- Wiadomości
Więcej ciężkich transporterów dla Izraela
Więcej ciężkich transporterów Namer i aktywnych systemów obrony Trophy – takie są postulaty izraelskich oficerów na podstawie doświadczeń z operacji w Strefie Gazy. Wynikają one szczególnie z incydentu w którym zginęło siedmiu żołnierzy elitarnej Brygady Golani, których transporter M113 został trafiony pociskiem przeciwpancernym.

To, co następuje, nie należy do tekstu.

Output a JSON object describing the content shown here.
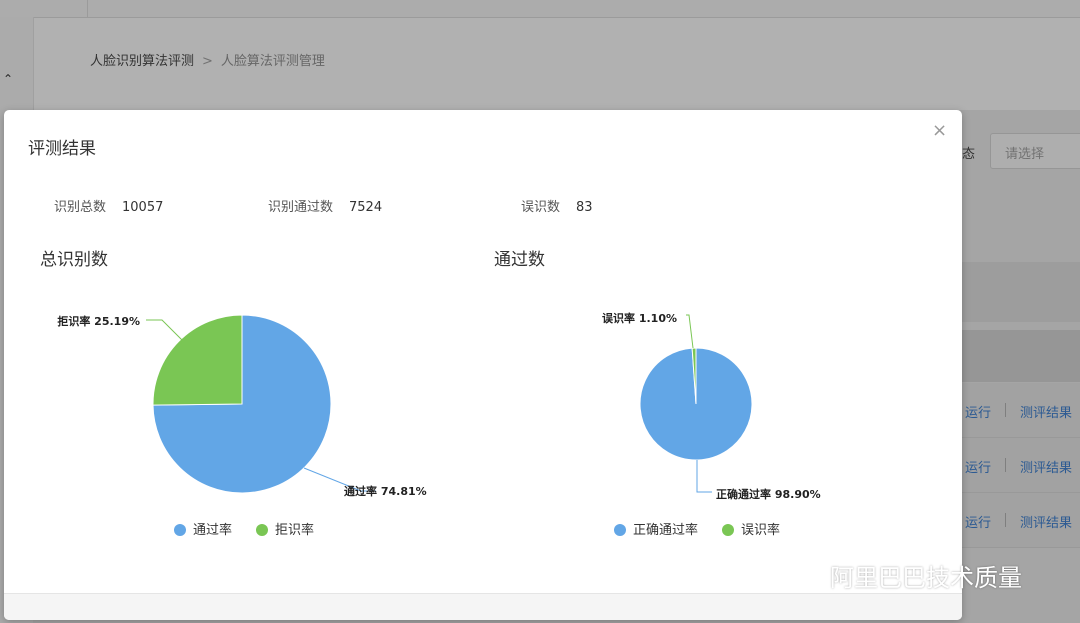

Jak podaje portal Janes Defence, zdaniem izraelskich oficerów był to jaskrawy dowód na to, że transportery M113, nawet wyposażone w dodatkowe opancerzenie i osłony przeciwkumulacyjne, nie zapewniają obecnie dostatecznej ochrony. Tysiące pojazdów tego typu stosowanych w izraelskich siłach zbrojnych, powinny zostać zastąpione znacznie cięższymi transporterami. Należy też zwiększyć ilość aktywnych systemów niszczących nadlatujące pociski, takich jak Trophy, stosowany na czołgach Merkava Mk. IV i transporterach Namer.
Działania podczas operacji „Protective Edg” w Strefie Gazy dowiodły, iż w strefie bezpośrednich działań wojennych niezbędne jest wykorzystanie silnie opancerzonych pojazdów, wyposażonych w aktywne i pasywne systemy ochrony. Są one potrzebne dla uniknięcia ofiar i ochrony przed coraz skuteczniejszymi ręcznymi granatnikami przeciwpancernymi i kierowanymi pociskami rakietowymi.
Zdaniem wyższych oficerów izraelskich sił zbrojnych (IDF) ostatnie doświadczenia wojenne rozwiały wątpliwości co do zasadności wykorzystanie w takich operacjach ciężkiego sprzętu, takiego jak czołgi Merkava Mk. IV i transportery Namer. Oba pojazdy korzystają z tego samego podwozia, jdnak Namer jest ciężkim transporterem opancerzonym, który nie ma odpowiednika w innych armiach świata. W IDF zastępuje używane dotąd pojazdy Achzarit, powstałe z przebudowy zdobycznych czołgów T-55 i znacznie lżejsze M113 Zelda. Transportery Namer miały początkowo powstawać z wycofanych czołgów Merkava Mk. I, jednak ze względów technicznych tańsza okazała się ich produkcja od podstaw, w oparciu o standard Mk. IV. Transporter waży ponad 60 ton, posiada poziom ochrony i właściwości jezdne porównywalne z czołgiem na bazie którego powstaje. Przy tym przewozi 11 żołnierzy desantu i jest uzbrojony w zdalnie sterowany karabin maszynowy, dwa kolejnej obsługiwane ręcznie oraz opcjonalny moździerz 60 mm.
Zarówno Merkava Mk. IV jak i Namer mogą być wyposażone w system aktywnej ochrony Trophy, który składa się z sensorów radiolokacyjnych, zintegrowanego systemu kierowania ogniem oraz pocisków (efektorów). Opracowany przez koncern Rafael we współpracy z innymi podmiotami izraelskiego przemysłu obronnego system jest zdolny do przechwytywania pocisków granatników przeciwpancernych oraz przeciwpancernych pocisków kierowanych. Został wprowadzony na uzbrojenie w 2009 roku i w czasie operacji „Protective Edg” został wielokrotnie skutecznie wykorzystany.